The Poignant Irony of Dr. Kevorkian
The assisted suicide advocate's natural end shows the emotional complexity of planning for your own demise
SAUSALITO, CA (ASRN.ORG) After championing the rights of the sick and suffering to get help ending their lives -- and providing that "help" to scores of terminally ill patients -- Dr. Jack Kevorkian died of natural causes this month at the age of 83.
According to Geoffrey Fieger, the lawyer who represented Kevorkian in several of his trials in the 1990s, Kevorkian was too weak to take advantage of the option he had offered others and had long wished for himself. "If he had enough strength to do something about it," Fieger told a news conference in Southfield, Michigan, "he would have."
If that is true, there is something almost epically tragic about the fact that a man who fought so long and hard for patients’ right to die on their own terms, wasn’t able to take advantage of this option in the end. But then who is to say "Dr. Death" didn’t simply change his mind? He’d apparently been suffering from kidney failure and pneumonia for over a month, long enough to plan his own death if he’d wanted to. He was a doctor and entirely familiar with how to end a life quickly and painlessly. And given his well-known penchant for drama and attention, you’d think he’d want to make himself exhibit A for what he believed in. (At the start of his third trial, he showed up in court wearing Colonial-era clothing to show how antiquated he thought the charges were and, after videotaping himself helping to kill a patient, he voluntarily handed the tape over to "60 Minutes.")

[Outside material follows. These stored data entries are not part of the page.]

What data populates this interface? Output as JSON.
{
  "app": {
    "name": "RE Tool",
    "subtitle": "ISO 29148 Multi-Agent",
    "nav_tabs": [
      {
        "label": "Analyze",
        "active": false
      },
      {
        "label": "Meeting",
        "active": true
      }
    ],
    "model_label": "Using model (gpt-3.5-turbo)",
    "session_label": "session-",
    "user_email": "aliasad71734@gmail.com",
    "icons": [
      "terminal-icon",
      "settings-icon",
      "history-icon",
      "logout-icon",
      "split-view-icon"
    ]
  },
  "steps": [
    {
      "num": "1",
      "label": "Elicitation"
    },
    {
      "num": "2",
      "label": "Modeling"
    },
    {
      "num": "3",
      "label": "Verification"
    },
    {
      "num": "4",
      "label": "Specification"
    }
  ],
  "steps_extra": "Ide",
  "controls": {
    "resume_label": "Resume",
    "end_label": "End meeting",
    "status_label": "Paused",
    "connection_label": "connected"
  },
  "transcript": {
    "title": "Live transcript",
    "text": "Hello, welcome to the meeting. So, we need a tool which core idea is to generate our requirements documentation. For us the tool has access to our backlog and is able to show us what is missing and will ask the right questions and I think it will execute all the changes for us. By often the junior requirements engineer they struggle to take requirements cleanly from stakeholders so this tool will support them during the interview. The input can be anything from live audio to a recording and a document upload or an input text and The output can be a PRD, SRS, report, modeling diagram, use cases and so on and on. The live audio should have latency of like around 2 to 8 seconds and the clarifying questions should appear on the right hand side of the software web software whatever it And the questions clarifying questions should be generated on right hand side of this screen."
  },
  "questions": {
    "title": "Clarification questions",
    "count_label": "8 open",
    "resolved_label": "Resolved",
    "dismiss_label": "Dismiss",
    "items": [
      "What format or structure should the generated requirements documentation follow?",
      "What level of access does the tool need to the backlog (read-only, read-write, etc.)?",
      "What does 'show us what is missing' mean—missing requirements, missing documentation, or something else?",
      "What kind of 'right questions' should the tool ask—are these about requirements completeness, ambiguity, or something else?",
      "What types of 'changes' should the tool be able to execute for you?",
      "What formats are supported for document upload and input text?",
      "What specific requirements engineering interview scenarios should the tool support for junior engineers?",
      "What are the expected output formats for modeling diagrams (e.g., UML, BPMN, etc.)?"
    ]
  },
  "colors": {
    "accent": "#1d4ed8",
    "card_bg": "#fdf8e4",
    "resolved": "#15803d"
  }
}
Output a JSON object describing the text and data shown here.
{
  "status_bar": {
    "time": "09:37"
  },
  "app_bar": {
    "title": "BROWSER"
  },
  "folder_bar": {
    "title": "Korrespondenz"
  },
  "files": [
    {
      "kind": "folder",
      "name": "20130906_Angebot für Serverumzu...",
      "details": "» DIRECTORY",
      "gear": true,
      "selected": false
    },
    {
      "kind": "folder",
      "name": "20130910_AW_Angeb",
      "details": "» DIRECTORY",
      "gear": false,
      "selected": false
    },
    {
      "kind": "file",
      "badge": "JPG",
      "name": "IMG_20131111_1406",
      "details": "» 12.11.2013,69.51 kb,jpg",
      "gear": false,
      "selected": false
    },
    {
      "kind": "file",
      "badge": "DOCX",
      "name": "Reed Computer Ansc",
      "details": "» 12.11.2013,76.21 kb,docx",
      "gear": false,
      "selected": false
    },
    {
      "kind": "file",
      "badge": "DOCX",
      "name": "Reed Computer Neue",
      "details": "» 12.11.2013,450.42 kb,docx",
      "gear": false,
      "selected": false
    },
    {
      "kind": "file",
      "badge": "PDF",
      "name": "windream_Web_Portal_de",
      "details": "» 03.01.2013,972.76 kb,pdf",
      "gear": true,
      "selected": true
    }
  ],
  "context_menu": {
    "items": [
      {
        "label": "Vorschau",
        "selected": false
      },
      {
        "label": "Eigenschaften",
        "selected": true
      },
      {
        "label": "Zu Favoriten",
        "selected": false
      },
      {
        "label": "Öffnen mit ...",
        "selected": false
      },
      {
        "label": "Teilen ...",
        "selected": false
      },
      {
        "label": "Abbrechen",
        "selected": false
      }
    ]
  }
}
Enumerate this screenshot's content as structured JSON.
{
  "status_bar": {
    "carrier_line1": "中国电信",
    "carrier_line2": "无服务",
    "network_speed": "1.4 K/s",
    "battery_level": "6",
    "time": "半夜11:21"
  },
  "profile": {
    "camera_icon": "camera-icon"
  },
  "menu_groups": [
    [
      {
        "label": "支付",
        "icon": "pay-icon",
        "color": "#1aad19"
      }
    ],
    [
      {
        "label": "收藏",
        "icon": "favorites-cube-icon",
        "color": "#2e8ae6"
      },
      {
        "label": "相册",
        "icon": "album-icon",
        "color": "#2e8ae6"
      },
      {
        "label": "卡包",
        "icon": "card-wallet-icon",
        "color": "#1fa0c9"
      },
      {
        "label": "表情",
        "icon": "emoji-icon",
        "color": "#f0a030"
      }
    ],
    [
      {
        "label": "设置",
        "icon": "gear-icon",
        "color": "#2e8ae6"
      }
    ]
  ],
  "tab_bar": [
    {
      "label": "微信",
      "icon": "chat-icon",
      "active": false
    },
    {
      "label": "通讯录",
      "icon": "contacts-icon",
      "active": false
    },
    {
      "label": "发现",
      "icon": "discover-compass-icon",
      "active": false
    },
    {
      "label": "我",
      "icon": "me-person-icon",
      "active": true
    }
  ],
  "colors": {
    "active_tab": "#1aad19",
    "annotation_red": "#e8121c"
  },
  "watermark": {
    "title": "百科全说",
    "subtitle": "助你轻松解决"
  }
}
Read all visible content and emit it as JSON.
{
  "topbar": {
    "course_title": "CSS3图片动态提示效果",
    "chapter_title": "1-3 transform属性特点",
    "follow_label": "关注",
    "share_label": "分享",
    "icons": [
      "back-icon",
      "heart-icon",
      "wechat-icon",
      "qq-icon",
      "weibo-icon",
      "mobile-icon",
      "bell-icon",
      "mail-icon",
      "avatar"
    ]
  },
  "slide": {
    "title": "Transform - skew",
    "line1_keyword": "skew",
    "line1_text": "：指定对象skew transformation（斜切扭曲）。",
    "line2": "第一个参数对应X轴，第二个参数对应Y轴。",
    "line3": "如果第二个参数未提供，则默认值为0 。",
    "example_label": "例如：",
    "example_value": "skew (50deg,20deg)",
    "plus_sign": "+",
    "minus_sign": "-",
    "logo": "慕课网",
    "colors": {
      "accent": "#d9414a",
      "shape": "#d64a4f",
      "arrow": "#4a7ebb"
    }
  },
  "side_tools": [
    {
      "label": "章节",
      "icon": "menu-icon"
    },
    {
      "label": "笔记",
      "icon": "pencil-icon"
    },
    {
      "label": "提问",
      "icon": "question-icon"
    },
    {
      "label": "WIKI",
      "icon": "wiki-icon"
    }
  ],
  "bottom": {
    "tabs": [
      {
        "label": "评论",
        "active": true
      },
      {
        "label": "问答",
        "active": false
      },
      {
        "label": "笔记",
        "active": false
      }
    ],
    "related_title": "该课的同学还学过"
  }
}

The fact that Kevorkian didn’t end his own life is, to me, a potent reminder that our political beliefs are not always in the driver’s seat when it comes to death. Just as one can imagine even the staunchest anti-assisted suicide crusader wavering in the face of extreme pain and disability, I have found that certain pro-assisted suicide people seem to believe that killing oneself is actually a better option than dying naturally. Often, when I mention that I wrote a book about my mother’s decision to end her life after a long illness, people say, "Oh, well I definitely plan to do that. I’ve already made it clear that that the minute I get a disease, I want someone to take me out back and shoot me!"
I get the humor but there is a glib -- even fashionable -- assumption that suicide, assisted or not, is a good way to go. I want to ask: How would your kids feel if you do that? Your spouse? And how would you feel if it was them making that choice? I’m a big supporter of the Death with Dignity Laws in this country, but frankly, as long as I’m not in pain and have some quality of life, I’m planning to "go naturally," just like Kevorkian did in the end.
The idea that ending your life is going to be easier and more straightforward than letting nature take its course is something of a happy illusion. Having witnessed both my parents dying in very different ways, I know that even the best laid plans for death can go awry. It reminds me of the "birth plan" I drafted when I was pregnant. Somehow, between planning the perfect play list and specifying that I didn’t want an episiotomy, I forgot to factor in throwing up, forgetting to breathe, and the uncontrollable urge to yell obscenities at the nurse. So much for my beautiful birthing experience.
It may be a cliche, but there really are some things we can’t control and even for strong-minded people like my mother, who was determined to plot the details of her "end," you simply cannot know how you will feel when the day comes. In fact, my mother set and changed her "death dates" several times, discovering on the chosen day that she wasn’t quite ready to go after all.
In Bill Moyers' PBS special on assisted suicide a few years ago ("On Our Own Terms: Moyers on Dying"), not one of the people Moyers followed actually ended up killing themselves. There was always one more event they wanted to stay alive for: a birthday, or a grandchild’s graduation. Every one of his subjects waited until it was too late and no longer had the physical capability to manage it. All, except for one woman who died from natural causes before she had a chance to take the pills she’d stockpiled. Pulling the plug turns out to not always be so easy.
Adding to the vagaries of the psyche is the unpredictability of the body. Unless you live in one of the three states where physician assisted suicide is legal (Oregon, Washington and Montana) and have access to a group like Compassion & Choices who will help make sure you are taking the right dose of drugs, chances are you will not know how to calibrate the means of death. In my mother’s case, stopping eating and drinking took far longer than she’d expected, and an attempted morphine overdose failed. Although she did ultimately manage to end her life, it was not the controlled, predictable event she’d hoped for.
I read recently that the issue of assisted suicide splits this country almost completely in half, making it an especially divisive and contentious issue. I would respectfully suggest that both sides may have lost sight of the fact that death can – and will -- make a mockery of even the most carefully laid plans, the most passionately held beliefs.
And who knows, when it came down to it, maybe Jack Kevorkian simply wanted to stay alive and was hoping he might recover. Or maybe his lawyer is right and he wished someone had been there to help him speed things along. We will never know and that is as it should be. Because as politicized as it has become in this county, death is ultimately a private experience, fraught with unknowns. And Dr. Kevorkian, like all of us who support assisted suicide as a legal and moral principle, had the right to change his mind.